Technology

The primary user experience is in the keypads.  The keypads provide you with voting speed, accuracy, privacy and these factors have a calming affect on the audience which allows the voters to make better decisions.  It has been said that the keypads become part of the voter.

"We are ready to vote" says the Moderator…

"Get ready to vote when the voting window opens by seeing the light bulb go ON."

"When the light goes ON you will have 30 seconds to vote and make your final decision.  Press number ONE to vote Aye or Press TWO to vote Nay - when the light goes ON."

"Open the voting window NOW"…

The technology allows you to vote or change your mind and vote again during the open window of time. 

(The 30 seconds is an arbitrary amount of time that has been chosen by consideration with the moderator and the ELVIS committee.  This amount of time as compared to 15 seconds was asked as a test question this year.  The voters wanted to keep 30 seconds.)

The check-in process was an innovation between Wayland's ELVIS committee and our vendor Options Technologies Interactive.

The check-in process is an enhancement and addition over the paper box-check system that we have now. The state provided paper checklist system has a unique alphanumeric bar-code for each registered voter.  This bar-code is scanned by hand at the time of check-in and registered into a welcome computer (which is just a laptop with special software).  The voter is associated with the keypad by an external bar-code on the keypad BUT the actual vote is associated with an internal MAC address of the keypad.  

Checking out of town meeting is as simple as dropping your keypad into one of the many buckets held by volunteers or at various tables at the exit of the hall.  The keypads are later scanned out and deactivated.

This is important: No mapping is kept or maintained between the votes and the people holding the keypads.

After the vote of a motion or article is done and we are a few seconds past the possibility of an audit then the specific voting keypad record is disposed of.  The privacy is the vote is provided by the keypad during voting and its maintained after the fact.  No public record is created and no 'Freedom of Information Act' request could obtain that record since there is none that exists.

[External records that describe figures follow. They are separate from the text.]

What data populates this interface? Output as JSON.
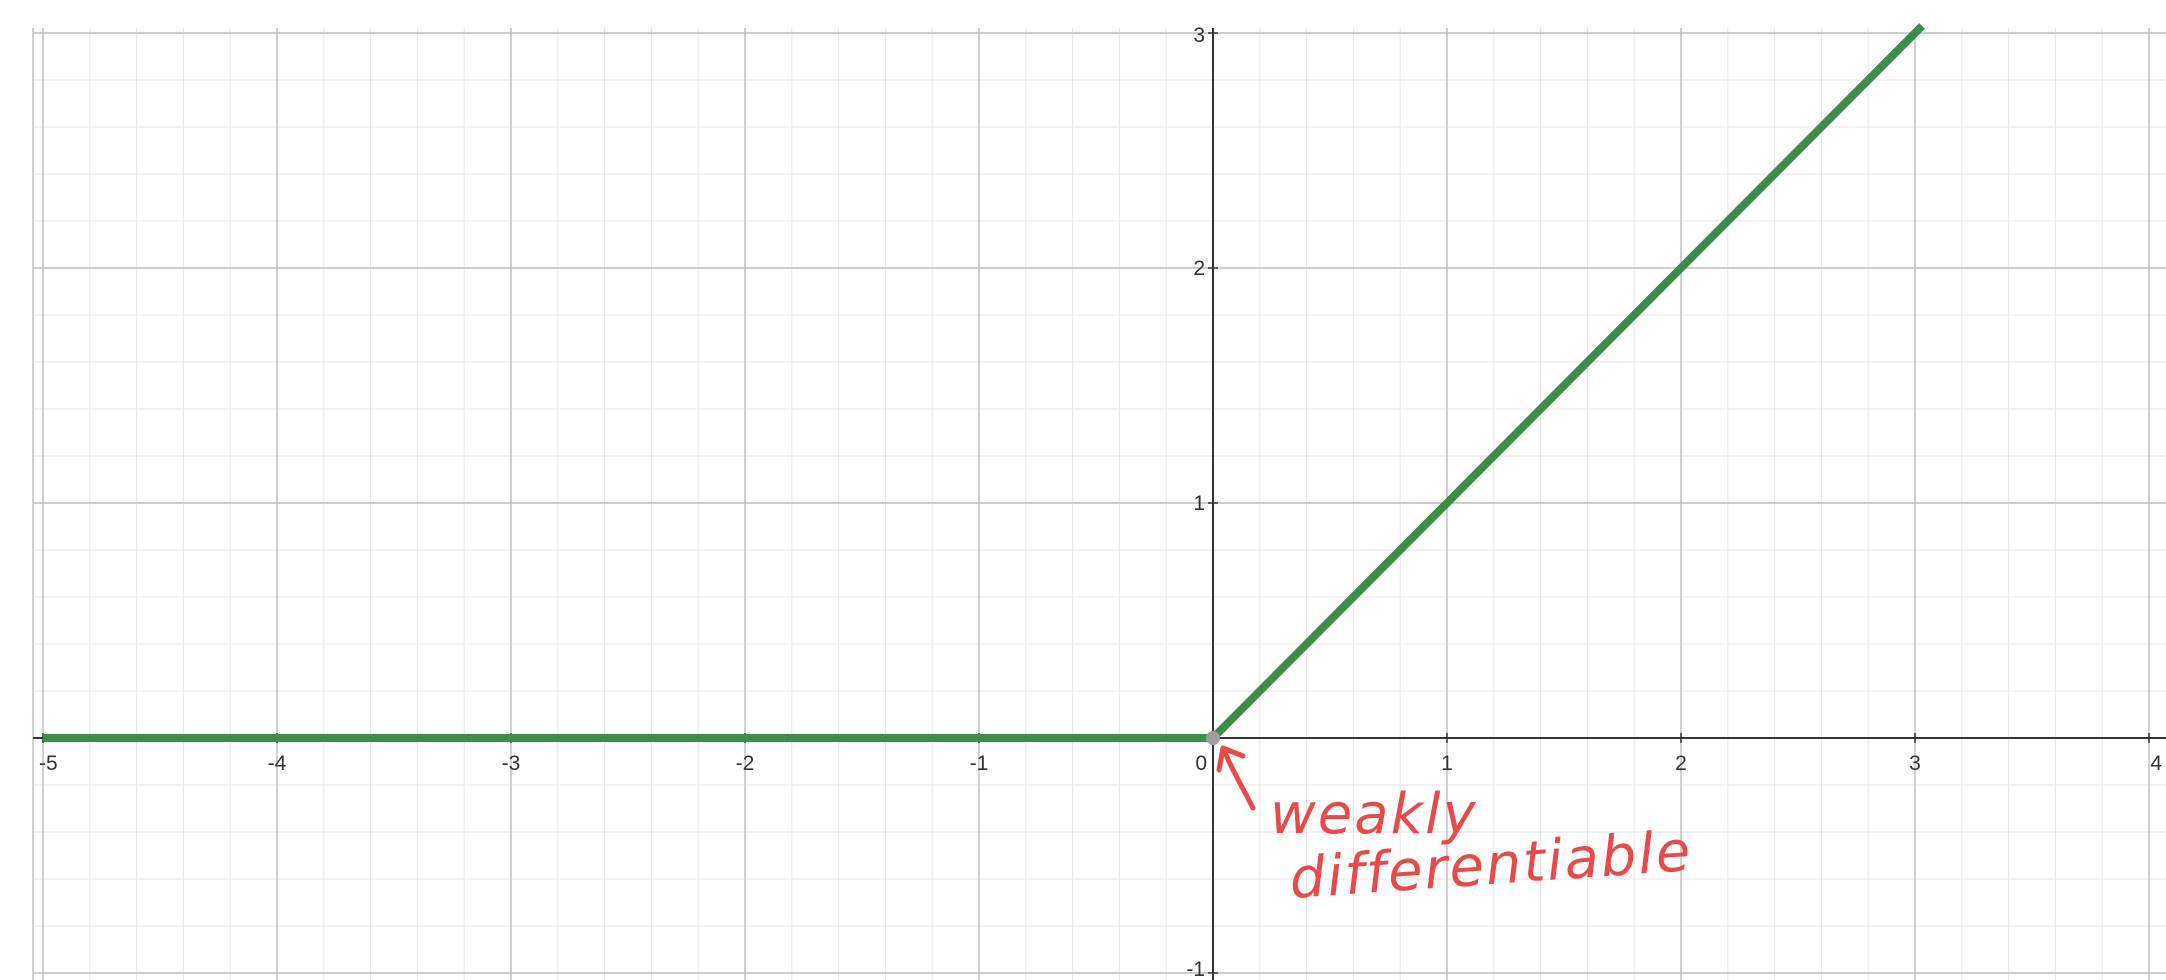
{
  "chart_data": {
    "type": "line",
    "title": "",
    "xlabel": "",
    "ylabel": "",
    "xlim": [
      -5,
      4
    ],
    "ylim": [
      -1,
      3
    ],
    "grid": true,
    "x_ticks": [
      -5,
      -4,
      -3,
      -2,
      -1,
      0,
      1,
      2,
      3,
      4
    ],
    "y_ticks": [
      -1,
      1,
      2,
      3
    ],
    "series": [
      {
        "color": "#3d8c4a",
        "points": [
          [
            -5,
            0
          ],
          [
            0,
            0
          ],
          [
            3.03,
            3.03
          ]
        ]
      }
    ],
    "marker": {
      "x": 0,
      "y": 0,
      "color": "#9e9e9e"
    },
    "annotation": {
      "line1": "weakly",
      "line2": "differentiable",
      "color": "#e84a4a",
      "points_to": [
        0,
        0
      ]
    }
  }
}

For OPEN town meeting - this is the way the technology has been designed and setup.

The inconspicuous element of the technology are the receivers.  These small boxes are custom mounted to convenient locations in the voting hall.  

Each receiver provides a channel which services hundreds of keypads.  Redundant receivers are more recently provided per channel as an improvement to the performance of the system.

The receivers are hardwired by ethernet to the voting computers and welcome stations. 

This is important: The entire system is NOT connected to the internet.

The fact that the system is only a local area system helps enhance its security.  The keypads are wireless and use a frequency band which is similar to WiFi but it is NOT a WiFi protocol.  The radio transmission is frequency hopping and spread spectrum.  All transmissions are encrypted in both software and hardware.

Security

Although nothing can ever be guaranteed as 'hackproof', we can be assured that multiple levels of security are built in to the entire system which is isolated from the outside world.

The keypads provide final vote latched feedback to the voter and can be compared to the voting memory for a 'called for' audit over any number of keypads to add additional securities of proper functionality - if so desired.

The ELVIS committee has dedicated itself to the logistics and security of using this technology for town meeting.  The ELVIS committee town website contains a wealth of detailed documents for your further research.